Elle avait l’aura des Pythies d’autrefois, et la voix d’une ondée de printemps. Explorateurs des mers, raie d’écume dans la lame, nous voguâmes avec les serpents géants des grands fonds. Et l’orage et la pluie ne purent rien à l’affaire : nous croisions fièrement sans rien voir de la ville ni penser à autrui. Et le bleu de la mer enchantait nos cœurs de cabotins de paille.

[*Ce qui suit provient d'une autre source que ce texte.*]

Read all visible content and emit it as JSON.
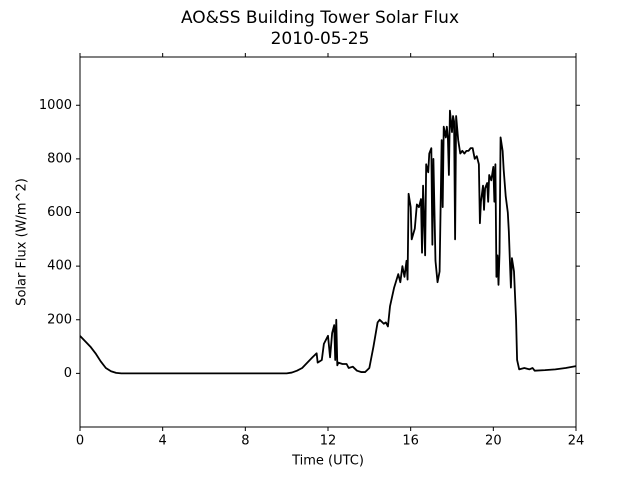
{
  "chart_data": {
    "type": "line",
    "title": "AO&SS Building Tower Solar Flux",
    "subtitle": "2010-05-25",
    "x_label": "Time (UTC)",
    "y_label": "Solar Flux (W/m^2)",
    "xlim": [
      0,
      24
    ],
    "xticks": [
      0,
      4,
      8,
      12,
      16,
      20,
      24
    ],
    "ylim": [
      -200,
      1180
    ],
    "yticks": [
      0,
      200,
      400,
      600,
      800,
      1000
    ],
    "grid": false,
    "series": [
      {
        "color": "#000000",
        "x": [
          0,
          0.25,
          0.5,
          0.75,
          1,
          1.25,
          1.5,
          1.75,
          2,
          10,
          10.25,
          10.5,
          10.75,
          11,
          11.25,
          11.45,
          11.5,
          11.7,
          11.8,
          12,
          12.1,
          12.2,
          12.3,
          12.35,
          12.4,
          12.45,
          12.5,
          12.7,
          12.9,
          13,
          13.2,
          13.4,
          13.6,
          13.8,
          14,
          14.2,
          14.4,
          14.5,
          14.7,
          14.8,
          14.9,
          15,
          15.2,
          15.4,
          15.5,
          15.6,
          15.7,
          15.8,
          15.85,
          15.9,
          16,
          16.05,
          16.2,
          16.3,
          16.4,
          16.5,
          16.55,
          16.6,
          16.7,
          16.75,
          16.85,
          16.9,
          17,
          17.05,
          17.1,
          17.2,
          17.3,
          17.4,
          17.5,
          17.55,
          17.6,
          17.7,
          17.75,
          17.8,
          17.85,
          17.9,
          18,
          18.05,
          18.1,
          18.15,
          18.2,
          18.3,
          18.4,
          18.5,
          18.6,
          18.7,
          18.8,
          18.9,
          19,
          19.05,
          19.1,
          19.2,
          19.3,
          19.35,
          19.4,
          19.5,
          19.55,
          19.6,
          19.7,
          19.75,
          19.8,
          19.9,
          20,
          20.05,
          20.1,
          20.15,
          20.2,
          20.25,
          20.3,
          20.35,
          20.45,
          20.5,
          20.6,
          20.7,
          20.75,
          20.8,
          20.85,
          20.9,
          21,
          21.1,
          21.15,
          21.25,
          21.5,
          21.75,
          21.9,
          22,
          22.5,
          23,
          23.5,
          24
        ],
        "values": [
          140,
          120,
          100,
          75,
          45,
          20,
          8,
          2,
          0,
          0,
          3,
          10,
          20,
          40,
          60,
          75,
          40,
          50,
          110,
          140,
          60,
          150,
          180,
          50,
          200,
          30,
          40,
          35,
          35,
          20,
          25,
          10,
          5,
          5,
          20,
          100,
          190,
          200,
          185,
          190,
          175,
          250,
          320,
          370,
          340,
          400,
          360,
          420,
          350,
          670,
          620,
          500,
          540,
          630,
          620,
          650,
          450,
          700,
          440,
          780,
          750,
          820,
          840,
          480,
          800,
          420,
          340,
          380,
          870,
          620,
          920,
          880,
          920,
          880,
          740,
          980,
          900,
          960,
          940,
          500,
          960,
          870,
          820,
          830,
          820,
          830,
          830,
          840,
          840,
          820,
          800,
          810,
          780,
          560,
          640,
          700,
          610,
          690,
          710,
          640,
          740,
          720,
          770,
          640,
          780,
          360,
          440,
          330,
          450,
          880,
          830,
          760,
          660,
          600,
          530,
          420,
          320,
          430,
          380,
          200,
          50,
          15,
          20,
          15,
          20,
          10,
          12,
          15,
          20,
          27
        ]
      }
    ]
  }
}
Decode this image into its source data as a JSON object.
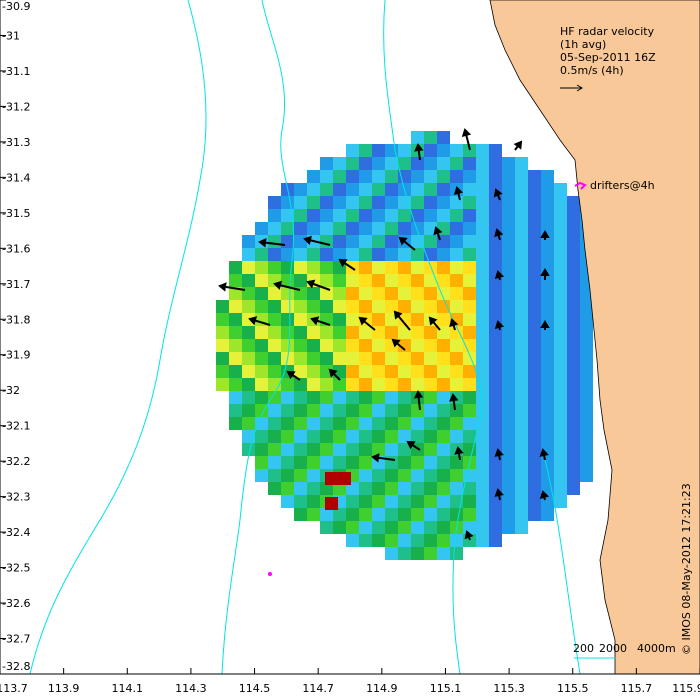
{
  "chart_data": {
    "type": "heatmap",
    "title_lines": [
      "HF radar velocity",
      "(1h avg)",
      "05-Sep-2011 16Z",
      "0.5m/s (4h)"
    ],
    "drifters_label": "drifters@4h",
    "contour_scale_labels": [
      "200",
      "2000",
      "4000m"
    ],
    "credit": "© IMOS 08-May-2012 17:21:23",
    "x_ticks": [
      "113.7",
      "113.9",
      "114.1",
      "114.3",
      "114.5",
      "114.7",
      "114.9",
      "115.1",
      "115.3",
      "115.5",
      "115.7",
      "115.9"
    ],
    "y_ticks": [
      "-30.9",
      "-31",
      "-31.1",
      "-31.2",
      "-31.3",
      "-31.4",
      "-31.5",
      "-31.6",
      "-31.7",
      "-31.8",
      "-31.9",
      "-32",
      "-32.1",
      "-32.2",
      "-32.3",
      "-32.4",
      "-32.5",
      "-32.6",
      "-32.7",
      "-32.8"
    ],
    "xlim": [
      113.7,
      115.9
    ],
    "ylim": [
      -32.8,
      -30.9
    ],
    "colors": {
      "land": "#f9c898",
      "contour": "#00e5e5",
      "drifter": "#ff00ff",
      "arrow": "#000000"
    }
  }
}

Arrivés à l’îlot, elle me fit un présent : un grelot ravagé, outragé par le temps, dont le son métallique évoquait le ressac des eaux sombres et troublées qu’on venait de quitter.

De retour sur la place, j’étais extatique. Je me tournai vers elle tout plein d’espoir mais elle n’était déjà plus là. Je ne vis que sa cheville agile tourner à l’angle d’une rue, et alors que je m’apprêtais à la poursuivre, j’entendis l’écho sonore de sa voix résonner :
— « A une prochaine fois petit monsieur. Et souviens-toi : la mer est toujours bleue. »
Alors apaisé, je souris et décidai de rester méditer un instant la leçon qu’elle m’avait donné. Seul dans la foule – mais pour de bonnes raisons cette fois –, j’avais quitté les badauds et tous ces suce-goulots rationnels, sous perfusion de réel.

Il me fallut attendre la vingtaine pour apprendre à faire naître des océans dans des fontaines.